Der letzte Tag der Tour führte dann noch vor Sonnenaufgang zum Salar de Uyuni, dem größten Salzsee der Welt, wo man die Erdkrümmung am Horizont erkennen kann. Etwa 160 Km im Durchmesser und in der Trockenzeit mit salinen Kachelmustern bestückt, die das aufsteigende weil verdunstende Wasser formiert. Wie zu erwarten ging dann die Sonne auf. Allerdings unerwartet haben wir eine Insel namens Incahuasi mit Riesenkakteen bewachsen mitten auf dem Salzsee vorgefunden. Dann ne Menge Blödsinnsphotos gemacht, ein altes Salzhotel besucht, Menschen beim Salz schöpfen beobachtet und die Tour in der kleinen, dreckigen Stadt Uyuni beendet. Und eigentlich wäre es ein leichtes gewesen uns mit Brot und Salz zu empfangen, doch die Zeichen standen eher auf Magen-Darm-Viren. Das unschöne Ende einer schönen Tour.

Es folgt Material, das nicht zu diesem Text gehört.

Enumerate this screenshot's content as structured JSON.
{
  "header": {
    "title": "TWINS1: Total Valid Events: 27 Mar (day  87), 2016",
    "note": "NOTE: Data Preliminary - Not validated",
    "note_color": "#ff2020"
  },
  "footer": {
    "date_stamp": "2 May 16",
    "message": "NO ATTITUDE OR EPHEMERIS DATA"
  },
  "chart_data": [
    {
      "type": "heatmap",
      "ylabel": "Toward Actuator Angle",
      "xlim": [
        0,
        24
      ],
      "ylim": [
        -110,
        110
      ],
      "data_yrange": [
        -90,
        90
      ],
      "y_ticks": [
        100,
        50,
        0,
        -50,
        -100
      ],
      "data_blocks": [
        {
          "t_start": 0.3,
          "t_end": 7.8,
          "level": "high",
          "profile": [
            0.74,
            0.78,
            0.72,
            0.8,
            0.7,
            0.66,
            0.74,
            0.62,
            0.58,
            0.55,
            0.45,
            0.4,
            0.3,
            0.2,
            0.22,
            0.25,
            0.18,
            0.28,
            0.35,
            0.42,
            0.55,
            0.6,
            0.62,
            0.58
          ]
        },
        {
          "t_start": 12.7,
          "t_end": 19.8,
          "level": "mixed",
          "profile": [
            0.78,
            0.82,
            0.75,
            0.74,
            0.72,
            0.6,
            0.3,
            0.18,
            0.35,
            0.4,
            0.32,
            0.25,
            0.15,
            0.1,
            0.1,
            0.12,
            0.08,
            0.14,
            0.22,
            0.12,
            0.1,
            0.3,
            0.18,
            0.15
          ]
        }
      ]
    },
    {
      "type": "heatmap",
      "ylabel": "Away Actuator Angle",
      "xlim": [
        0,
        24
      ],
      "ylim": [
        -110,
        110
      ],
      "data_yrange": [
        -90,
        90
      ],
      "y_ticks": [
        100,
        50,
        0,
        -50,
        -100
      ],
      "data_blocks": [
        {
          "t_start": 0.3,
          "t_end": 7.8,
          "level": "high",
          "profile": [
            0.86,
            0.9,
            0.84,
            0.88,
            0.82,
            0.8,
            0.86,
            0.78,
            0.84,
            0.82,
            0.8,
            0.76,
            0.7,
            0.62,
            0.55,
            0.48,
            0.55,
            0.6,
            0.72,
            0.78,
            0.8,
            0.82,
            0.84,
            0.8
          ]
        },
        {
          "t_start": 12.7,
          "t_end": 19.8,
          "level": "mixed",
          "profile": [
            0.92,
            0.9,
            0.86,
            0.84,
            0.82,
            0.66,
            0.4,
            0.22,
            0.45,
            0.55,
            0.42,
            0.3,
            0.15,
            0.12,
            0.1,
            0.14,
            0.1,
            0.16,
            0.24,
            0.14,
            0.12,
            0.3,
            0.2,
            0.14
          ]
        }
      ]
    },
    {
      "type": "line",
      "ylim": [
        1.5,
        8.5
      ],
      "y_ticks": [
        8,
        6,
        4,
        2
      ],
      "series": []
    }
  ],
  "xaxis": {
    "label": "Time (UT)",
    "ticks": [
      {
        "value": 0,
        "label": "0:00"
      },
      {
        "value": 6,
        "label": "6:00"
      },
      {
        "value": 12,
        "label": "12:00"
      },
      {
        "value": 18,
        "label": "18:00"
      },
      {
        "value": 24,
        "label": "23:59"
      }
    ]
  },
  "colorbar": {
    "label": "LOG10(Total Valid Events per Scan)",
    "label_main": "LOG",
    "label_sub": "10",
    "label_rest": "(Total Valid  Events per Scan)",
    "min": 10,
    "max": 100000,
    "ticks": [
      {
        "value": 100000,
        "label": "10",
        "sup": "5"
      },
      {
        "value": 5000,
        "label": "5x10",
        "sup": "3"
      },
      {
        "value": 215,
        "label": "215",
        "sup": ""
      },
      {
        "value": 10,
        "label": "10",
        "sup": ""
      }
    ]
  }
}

In den vier Tagen hat uns ein vielfältiges Hochplateau mit Wüsten und Lagunen, bizarren Steinformationen und Geysiren so manches Ooooh und Aaaah entlockt. Es war fein. Und ja, wir würden es wieder tun. Doch es muss immer weiter gehen. Und zwar nach Sucre, der verfassungsrechtlichen Hauptstadt Boliviens. Doch das ist eine andere Geschichte.